Panel: Private Investment Funds: Role in New Energy Innovation and Commercialization

  • Dirk McDermott, Altira Group
  • Dr.Mike Pavia, Oxford Bioscience Partners
  • Neil Suslak, Braemar Energy Ventures
  • Kevin Andrus, CoCap Energy & Opportunity Fund
  • Jon Fouts, Morgan Stanley
  • Ryan Craig, Bertram Capital
  • Moderator: Mark Weakley, HRO

The panel offered perspectives on energy investment from the private equity, venture capital, and hedge fund views. In terms of private equity, Fouts began by noting that “traditional buyouts are gone” and he expects it will be “a long-time before they come back.” Some funds still have substantial cash, however, which means “deals will still get done” but generally require a more complicated structure. Craig spoke to how his firm Bertram, a hybrid between a VC and PE firm, has been able to play in the clean energy space. Bertram, in seeking firms with cash flow, generally does not pursue traditional clean tech investments but has found a way to “explore the edges.” This strategy involves investment in companies that can offer services, components or support to the supply chain of clean tech innovators. Three venture capitalists stepped up next to offer their investment strategies in the energy space. Denver-based Altira invests across the energy sector with McDermott noting wind and solar as high growth opportunities. The fund “prefers to invest in Colorado” but will go wherever it finds attractive deals which are usually provided initial funds of $5-10M. Oxford Bioscience Partners has moved into clean tech investing from life science. The company is most interested in biologic and chemical solutions that allow access to previously “unobtainable hydrocarbon supplies.” Oxford has invested in Colorado’s Luca Technologies, a firm using microorganisms to extract additional natural gas from wells previously considered dry.

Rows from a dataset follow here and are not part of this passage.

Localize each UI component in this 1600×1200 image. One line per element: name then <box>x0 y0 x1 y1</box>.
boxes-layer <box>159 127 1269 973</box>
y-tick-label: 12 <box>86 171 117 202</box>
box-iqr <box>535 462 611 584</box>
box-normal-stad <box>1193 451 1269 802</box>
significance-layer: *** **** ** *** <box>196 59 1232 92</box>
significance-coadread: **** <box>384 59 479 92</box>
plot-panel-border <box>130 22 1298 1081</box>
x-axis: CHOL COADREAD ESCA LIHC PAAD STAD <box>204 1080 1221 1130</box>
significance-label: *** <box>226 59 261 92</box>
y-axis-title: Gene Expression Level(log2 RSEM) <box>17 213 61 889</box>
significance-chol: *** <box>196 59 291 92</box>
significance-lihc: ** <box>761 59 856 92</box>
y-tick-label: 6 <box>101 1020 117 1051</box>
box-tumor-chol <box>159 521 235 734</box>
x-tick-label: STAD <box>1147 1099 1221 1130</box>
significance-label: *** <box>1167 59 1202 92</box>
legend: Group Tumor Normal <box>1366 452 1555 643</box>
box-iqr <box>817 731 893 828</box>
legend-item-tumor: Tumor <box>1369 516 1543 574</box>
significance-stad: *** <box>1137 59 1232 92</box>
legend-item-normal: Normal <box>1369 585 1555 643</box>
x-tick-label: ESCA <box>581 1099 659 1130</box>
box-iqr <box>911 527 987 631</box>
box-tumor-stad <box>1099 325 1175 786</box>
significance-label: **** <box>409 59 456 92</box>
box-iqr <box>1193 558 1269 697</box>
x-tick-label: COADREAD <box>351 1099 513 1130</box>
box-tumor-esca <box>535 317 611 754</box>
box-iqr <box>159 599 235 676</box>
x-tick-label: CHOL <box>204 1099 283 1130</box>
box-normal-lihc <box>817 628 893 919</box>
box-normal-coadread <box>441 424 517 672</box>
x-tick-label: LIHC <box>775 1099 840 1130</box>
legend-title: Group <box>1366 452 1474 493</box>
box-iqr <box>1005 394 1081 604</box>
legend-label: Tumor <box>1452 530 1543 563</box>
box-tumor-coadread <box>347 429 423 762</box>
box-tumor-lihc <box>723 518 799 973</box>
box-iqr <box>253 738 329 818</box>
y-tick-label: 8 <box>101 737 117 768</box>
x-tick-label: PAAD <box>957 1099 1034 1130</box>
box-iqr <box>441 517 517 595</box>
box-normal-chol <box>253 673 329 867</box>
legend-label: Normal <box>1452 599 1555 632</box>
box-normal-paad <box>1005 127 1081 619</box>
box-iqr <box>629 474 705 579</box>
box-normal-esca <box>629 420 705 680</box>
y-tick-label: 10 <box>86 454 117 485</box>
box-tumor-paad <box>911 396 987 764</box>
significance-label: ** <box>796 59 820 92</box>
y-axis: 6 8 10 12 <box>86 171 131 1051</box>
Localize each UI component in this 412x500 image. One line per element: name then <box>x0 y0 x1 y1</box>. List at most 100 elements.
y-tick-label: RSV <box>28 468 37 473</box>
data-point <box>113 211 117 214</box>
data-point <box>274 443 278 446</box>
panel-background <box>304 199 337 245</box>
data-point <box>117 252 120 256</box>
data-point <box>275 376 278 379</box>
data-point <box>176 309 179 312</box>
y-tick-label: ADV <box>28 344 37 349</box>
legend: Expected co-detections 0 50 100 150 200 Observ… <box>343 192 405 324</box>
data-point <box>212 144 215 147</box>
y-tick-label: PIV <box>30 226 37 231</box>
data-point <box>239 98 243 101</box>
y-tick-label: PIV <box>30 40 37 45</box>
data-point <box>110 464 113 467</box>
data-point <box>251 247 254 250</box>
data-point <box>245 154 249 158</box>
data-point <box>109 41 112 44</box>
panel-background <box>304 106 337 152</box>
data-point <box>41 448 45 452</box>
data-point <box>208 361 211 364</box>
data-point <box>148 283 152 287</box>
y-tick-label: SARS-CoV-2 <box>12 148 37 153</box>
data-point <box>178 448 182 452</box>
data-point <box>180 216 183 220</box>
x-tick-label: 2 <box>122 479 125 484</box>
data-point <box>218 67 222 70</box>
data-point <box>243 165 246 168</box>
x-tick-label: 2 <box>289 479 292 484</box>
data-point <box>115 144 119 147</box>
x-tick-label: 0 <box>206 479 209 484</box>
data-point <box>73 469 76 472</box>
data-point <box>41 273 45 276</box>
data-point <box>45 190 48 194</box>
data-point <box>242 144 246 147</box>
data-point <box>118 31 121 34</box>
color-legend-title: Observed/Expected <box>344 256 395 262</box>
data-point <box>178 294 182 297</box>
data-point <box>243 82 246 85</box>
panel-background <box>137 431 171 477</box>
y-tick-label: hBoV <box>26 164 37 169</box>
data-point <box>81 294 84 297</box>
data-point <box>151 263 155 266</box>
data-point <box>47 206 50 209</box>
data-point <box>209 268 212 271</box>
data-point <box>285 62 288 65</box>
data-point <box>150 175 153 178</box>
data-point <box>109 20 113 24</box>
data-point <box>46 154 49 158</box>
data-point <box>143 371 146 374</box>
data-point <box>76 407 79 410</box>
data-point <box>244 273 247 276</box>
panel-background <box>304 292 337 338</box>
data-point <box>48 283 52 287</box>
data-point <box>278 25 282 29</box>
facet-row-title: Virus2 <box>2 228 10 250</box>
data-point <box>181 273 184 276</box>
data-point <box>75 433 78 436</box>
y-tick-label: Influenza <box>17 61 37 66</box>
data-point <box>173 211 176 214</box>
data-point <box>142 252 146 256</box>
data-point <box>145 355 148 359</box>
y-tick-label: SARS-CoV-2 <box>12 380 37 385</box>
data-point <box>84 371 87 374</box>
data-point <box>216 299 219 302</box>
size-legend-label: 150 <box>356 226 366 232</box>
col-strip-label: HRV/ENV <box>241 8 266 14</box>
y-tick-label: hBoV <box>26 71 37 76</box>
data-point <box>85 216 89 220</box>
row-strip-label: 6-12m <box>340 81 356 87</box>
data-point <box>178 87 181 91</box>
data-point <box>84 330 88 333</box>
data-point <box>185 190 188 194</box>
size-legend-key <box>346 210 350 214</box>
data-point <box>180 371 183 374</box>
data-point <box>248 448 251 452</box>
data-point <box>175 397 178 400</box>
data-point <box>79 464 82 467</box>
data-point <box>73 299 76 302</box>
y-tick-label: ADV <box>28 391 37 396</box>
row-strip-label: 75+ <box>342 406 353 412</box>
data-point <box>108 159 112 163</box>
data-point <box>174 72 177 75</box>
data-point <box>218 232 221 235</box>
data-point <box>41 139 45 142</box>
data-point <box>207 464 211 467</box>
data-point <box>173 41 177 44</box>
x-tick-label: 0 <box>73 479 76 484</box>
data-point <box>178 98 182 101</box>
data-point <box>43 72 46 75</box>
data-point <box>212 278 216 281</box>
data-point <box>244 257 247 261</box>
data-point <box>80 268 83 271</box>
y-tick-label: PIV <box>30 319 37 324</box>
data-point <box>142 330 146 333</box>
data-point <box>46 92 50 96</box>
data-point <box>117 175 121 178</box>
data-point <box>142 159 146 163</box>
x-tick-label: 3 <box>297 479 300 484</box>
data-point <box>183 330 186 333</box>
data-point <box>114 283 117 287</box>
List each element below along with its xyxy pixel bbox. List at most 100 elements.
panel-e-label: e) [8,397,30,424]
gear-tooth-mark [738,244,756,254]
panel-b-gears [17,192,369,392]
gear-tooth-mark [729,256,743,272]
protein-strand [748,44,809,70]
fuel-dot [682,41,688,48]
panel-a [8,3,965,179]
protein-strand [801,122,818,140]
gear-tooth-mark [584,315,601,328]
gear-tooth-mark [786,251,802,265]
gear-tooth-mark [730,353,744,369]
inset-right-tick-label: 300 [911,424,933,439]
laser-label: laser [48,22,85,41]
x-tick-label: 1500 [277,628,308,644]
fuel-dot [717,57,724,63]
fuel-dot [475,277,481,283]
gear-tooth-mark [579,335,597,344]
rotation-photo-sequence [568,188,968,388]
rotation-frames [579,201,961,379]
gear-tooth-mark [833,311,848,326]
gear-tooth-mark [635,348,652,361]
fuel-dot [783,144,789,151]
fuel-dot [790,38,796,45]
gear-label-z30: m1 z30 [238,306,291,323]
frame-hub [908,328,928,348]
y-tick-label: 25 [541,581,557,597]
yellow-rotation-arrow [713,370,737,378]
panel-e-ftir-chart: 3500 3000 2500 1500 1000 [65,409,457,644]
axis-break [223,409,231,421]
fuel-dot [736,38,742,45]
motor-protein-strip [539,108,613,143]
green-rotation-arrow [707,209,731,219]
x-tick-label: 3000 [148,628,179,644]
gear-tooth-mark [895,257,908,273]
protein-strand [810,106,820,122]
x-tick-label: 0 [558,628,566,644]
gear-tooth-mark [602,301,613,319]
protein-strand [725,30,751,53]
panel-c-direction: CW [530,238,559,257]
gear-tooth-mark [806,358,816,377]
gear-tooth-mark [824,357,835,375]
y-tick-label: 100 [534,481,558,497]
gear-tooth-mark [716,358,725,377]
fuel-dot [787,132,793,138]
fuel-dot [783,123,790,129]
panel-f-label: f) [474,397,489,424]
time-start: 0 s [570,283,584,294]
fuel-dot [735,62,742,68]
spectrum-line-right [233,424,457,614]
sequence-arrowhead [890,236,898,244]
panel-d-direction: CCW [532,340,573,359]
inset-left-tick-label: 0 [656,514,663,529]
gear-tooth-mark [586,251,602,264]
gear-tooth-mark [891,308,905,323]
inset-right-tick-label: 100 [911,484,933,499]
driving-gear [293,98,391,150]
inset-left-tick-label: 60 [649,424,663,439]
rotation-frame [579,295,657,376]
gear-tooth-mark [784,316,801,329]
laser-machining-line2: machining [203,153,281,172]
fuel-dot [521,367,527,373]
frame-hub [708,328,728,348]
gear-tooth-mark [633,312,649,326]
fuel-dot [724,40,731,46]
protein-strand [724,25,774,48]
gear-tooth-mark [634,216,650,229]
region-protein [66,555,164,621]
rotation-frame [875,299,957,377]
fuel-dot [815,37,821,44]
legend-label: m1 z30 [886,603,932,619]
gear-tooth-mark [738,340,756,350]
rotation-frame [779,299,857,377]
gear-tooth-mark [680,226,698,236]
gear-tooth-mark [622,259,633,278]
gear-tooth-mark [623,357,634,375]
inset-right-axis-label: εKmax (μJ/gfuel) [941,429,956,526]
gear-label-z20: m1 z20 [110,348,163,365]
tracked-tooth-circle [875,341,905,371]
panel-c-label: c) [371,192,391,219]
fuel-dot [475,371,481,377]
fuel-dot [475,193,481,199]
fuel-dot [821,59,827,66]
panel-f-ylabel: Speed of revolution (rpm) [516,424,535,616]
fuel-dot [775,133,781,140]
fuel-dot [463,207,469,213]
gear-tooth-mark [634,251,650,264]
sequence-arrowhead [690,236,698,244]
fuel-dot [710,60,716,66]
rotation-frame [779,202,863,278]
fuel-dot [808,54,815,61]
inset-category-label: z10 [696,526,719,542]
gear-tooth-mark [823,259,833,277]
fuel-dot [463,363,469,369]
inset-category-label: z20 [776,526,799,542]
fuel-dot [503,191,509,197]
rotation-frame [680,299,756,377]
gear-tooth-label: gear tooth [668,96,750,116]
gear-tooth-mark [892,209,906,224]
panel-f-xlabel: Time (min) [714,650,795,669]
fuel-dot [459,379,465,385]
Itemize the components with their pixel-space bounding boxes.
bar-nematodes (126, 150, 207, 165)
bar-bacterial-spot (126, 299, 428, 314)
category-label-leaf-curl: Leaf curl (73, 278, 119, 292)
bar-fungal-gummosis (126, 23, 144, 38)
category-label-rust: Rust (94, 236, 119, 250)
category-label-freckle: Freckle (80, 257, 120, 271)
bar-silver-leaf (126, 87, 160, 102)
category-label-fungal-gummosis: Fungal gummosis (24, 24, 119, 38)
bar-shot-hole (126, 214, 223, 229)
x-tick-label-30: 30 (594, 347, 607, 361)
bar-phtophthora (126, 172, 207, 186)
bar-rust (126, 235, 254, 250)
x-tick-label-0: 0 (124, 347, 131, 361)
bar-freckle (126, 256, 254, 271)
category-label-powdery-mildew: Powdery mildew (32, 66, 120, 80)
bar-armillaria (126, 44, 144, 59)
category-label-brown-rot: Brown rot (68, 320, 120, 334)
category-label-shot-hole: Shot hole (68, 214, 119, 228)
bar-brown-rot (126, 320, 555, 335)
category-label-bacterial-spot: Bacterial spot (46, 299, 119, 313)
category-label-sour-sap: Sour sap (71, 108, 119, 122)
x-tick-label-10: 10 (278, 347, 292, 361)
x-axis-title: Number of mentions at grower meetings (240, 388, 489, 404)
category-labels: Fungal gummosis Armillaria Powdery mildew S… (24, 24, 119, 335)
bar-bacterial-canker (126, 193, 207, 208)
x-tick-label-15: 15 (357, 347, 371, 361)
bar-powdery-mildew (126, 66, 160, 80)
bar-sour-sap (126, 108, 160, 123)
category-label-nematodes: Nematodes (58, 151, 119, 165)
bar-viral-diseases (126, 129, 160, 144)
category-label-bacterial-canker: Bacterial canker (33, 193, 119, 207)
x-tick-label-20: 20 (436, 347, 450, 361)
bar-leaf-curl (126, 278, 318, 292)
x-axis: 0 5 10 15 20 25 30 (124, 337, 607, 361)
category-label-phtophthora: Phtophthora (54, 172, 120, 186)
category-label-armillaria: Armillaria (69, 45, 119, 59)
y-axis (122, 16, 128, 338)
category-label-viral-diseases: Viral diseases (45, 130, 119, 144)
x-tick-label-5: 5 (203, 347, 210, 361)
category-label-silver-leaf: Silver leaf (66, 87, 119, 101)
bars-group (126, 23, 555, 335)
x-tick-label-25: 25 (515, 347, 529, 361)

Braemer Energy invests across the energy sector but has recently found more of its investments going towards the clean tech arena. The fund has pursued investments in ethanol where Suslak believes the key is “to look at the feedstock” and how to maximize yield. Andrus concluded the panel in discussing how his energy-focused hedge fund makes decisions. While the time frame on returns may change, Andrus evaluates earlier stage or “early theme recognition” investments in much the same way he does investments in larger companies: considerations include the management team, the business prospects, and the current pricing of the asset.

The summit concluded with a panel on tax equity. The Rocky Mountain New Energy Markets Summit, co-sponsored by Morgan Stanley and Altira Group, is part of a series of events HRO is offering exploring the New Energy Economy.